A couple of years ago, a few volunteers for Nerds for Nature (a group I helped start in the SF Bay Area) put together a system for enlisting park visitors and social media to create timelapse views of habitats undergoing major changes (usually recovering from wildfires).

The project, which we dubbed Change Brackets, was covered by the media (local TV, local NPR affiliate, and even in Australia!) and has since gathered about 2,000 images in Mount Diablo State Park and Stanislaus National Forest. We just recently got approval to install two more signs in McLaren Park in San Francisco, where we’ve been doing lots of work and where the city will be investing $12 million in park improvements in the coming years.

The Change Bracket system lets people post to Flickr, Twitter, or Instagram. Basically, no one uses Flickr. About 40% of submissions come from Twitter and nearly 60% from Instagram.

Until June 1, that is. That’s when some changes went live on Instagram’s API, essentially ending Instagram as an easily accessible public photo discovery platform for noncommercial projects. Since then, 100% of the images have come from Twitter.

The Instagram API still does other things, but it doesn’t allow hashtag searches any more. There are ways to pay for access via services like Adobe’s Livefyre, but that’s not feasible for unfunded, social-good projects like this.

IG announced its intentions well ahead of time (back in November), but I have to admit I didn’t pay close enough attention until the changes went live (such is the danger of small side projects).

So I’m not complaining about how Instagram changed its API. As far as I can tell, they did a decent job of letting folks know what was happening. And the modern Internet is a place where services come and go.

But I am mourning the steady erosion of open platforms like Twitter and Flickr and the delightful things they make possible. For photo sharing especially, it’s painful to see Flickr, with its many excellent features, constantly and utterly eclipsed by competitors that make fewer rather than more photos discoverable on the web.

For a mass audience, Twitter is really the only currently viable open network for sharing and discovering text and images via API.

Free discovery is simply not crucial for making tons of money (consider: the Facebook+Instagram juggernaut; let’s call it FB+I).

And broad image discoverability just isn’t relevant for most users, who really just want to share images with their friends.
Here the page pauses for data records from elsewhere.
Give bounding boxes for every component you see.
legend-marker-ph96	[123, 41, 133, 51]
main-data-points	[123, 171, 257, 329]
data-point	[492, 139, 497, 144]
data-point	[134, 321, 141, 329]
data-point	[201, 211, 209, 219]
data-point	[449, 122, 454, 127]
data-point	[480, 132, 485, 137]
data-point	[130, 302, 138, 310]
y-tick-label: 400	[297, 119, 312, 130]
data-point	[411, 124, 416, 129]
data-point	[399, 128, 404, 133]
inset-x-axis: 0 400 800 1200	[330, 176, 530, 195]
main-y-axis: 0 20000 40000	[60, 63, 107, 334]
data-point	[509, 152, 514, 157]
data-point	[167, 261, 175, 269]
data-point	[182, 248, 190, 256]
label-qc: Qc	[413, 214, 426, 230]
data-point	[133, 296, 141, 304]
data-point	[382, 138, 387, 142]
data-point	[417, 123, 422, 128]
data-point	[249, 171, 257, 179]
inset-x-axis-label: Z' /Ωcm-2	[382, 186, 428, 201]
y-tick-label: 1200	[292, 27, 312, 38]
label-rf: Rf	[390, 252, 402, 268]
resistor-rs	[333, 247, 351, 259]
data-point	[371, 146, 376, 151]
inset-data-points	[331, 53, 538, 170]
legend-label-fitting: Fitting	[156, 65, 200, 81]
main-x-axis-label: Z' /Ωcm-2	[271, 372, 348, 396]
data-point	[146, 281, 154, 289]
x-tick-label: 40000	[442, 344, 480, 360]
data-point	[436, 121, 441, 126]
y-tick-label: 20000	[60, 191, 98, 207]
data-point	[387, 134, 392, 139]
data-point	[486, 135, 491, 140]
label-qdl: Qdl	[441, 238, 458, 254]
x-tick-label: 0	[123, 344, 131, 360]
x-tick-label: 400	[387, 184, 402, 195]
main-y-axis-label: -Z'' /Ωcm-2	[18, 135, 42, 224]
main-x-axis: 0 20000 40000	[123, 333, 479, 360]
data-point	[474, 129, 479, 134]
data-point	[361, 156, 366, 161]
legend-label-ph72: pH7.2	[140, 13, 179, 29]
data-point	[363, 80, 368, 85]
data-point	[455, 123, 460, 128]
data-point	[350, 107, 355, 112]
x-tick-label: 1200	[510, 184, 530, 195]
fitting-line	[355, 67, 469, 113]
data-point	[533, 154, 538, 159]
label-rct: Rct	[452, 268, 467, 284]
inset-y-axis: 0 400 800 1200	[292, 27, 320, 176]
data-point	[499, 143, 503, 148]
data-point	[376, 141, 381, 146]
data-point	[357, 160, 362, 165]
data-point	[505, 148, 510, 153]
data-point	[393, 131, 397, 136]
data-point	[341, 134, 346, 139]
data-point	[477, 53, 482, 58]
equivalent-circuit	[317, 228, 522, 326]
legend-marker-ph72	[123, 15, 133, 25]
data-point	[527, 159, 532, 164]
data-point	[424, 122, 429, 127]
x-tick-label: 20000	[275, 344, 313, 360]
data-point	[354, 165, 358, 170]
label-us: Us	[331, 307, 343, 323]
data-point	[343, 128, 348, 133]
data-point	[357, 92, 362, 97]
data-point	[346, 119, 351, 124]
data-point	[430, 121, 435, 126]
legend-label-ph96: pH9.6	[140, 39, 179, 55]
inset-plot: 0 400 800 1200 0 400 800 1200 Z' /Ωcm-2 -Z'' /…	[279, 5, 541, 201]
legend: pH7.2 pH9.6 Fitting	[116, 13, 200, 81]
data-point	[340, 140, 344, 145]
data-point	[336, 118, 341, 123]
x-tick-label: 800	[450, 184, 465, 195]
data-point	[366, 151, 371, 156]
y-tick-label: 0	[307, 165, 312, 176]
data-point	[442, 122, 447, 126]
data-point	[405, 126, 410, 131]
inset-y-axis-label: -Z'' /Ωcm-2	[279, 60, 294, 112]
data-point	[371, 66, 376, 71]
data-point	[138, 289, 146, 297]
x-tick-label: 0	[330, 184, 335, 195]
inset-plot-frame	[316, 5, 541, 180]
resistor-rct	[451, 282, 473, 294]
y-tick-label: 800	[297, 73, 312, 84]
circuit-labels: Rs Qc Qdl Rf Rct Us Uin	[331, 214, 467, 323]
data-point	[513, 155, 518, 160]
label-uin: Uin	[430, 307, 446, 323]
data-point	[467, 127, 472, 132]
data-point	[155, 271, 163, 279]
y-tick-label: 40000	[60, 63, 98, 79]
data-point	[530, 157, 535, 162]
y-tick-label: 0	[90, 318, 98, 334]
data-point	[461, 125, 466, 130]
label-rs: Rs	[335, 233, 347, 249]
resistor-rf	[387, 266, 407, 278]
The numbers are staggering. In late June, Instagram announced it had reached 500 million users. And 300 million people use it every day, uploading some 95 million photos and videos every 24 hours.

By comparison, Twitter has about 300 million users who post about 300 million tweets a day (down from 660 million a couple years ago). That’s a hell of a lot of people.

But the 200 million person gap between Twitter and Instagram (to say nothing of Facebook) fuels periodic doomsday talk in tech media that Twitter is going downhill (here’s a recent example).

Perhaps back when Flickr ruled, which is also roughly when social media was being invented, only early adopters and photo fanatics were willing to use it anyway. Maybe most regular people never publicly shared photos, so we never really knew if the mass of users would adopt an open-by-default image platform.

Truth be told, I myself was never a model Flickr contributor. For a decade, I edited a local nature magazine (Bay Nature), and I was constantly trolling Flickr looking for images to publish (and pay for, if only the small fees nonprofit magazines can afford).

Through Flickr, I met people like Damon Tighe, Ken-ichi Ueda, and Jerry Ting. Not because they were friends of friends or liked the same bands but because they had taken photos of things I was interested in and Flickr made those photos discoverable to me.

It still does, and it still gives its members the best control over how their work can be shared and viewed, with multiple license options and control over downloads.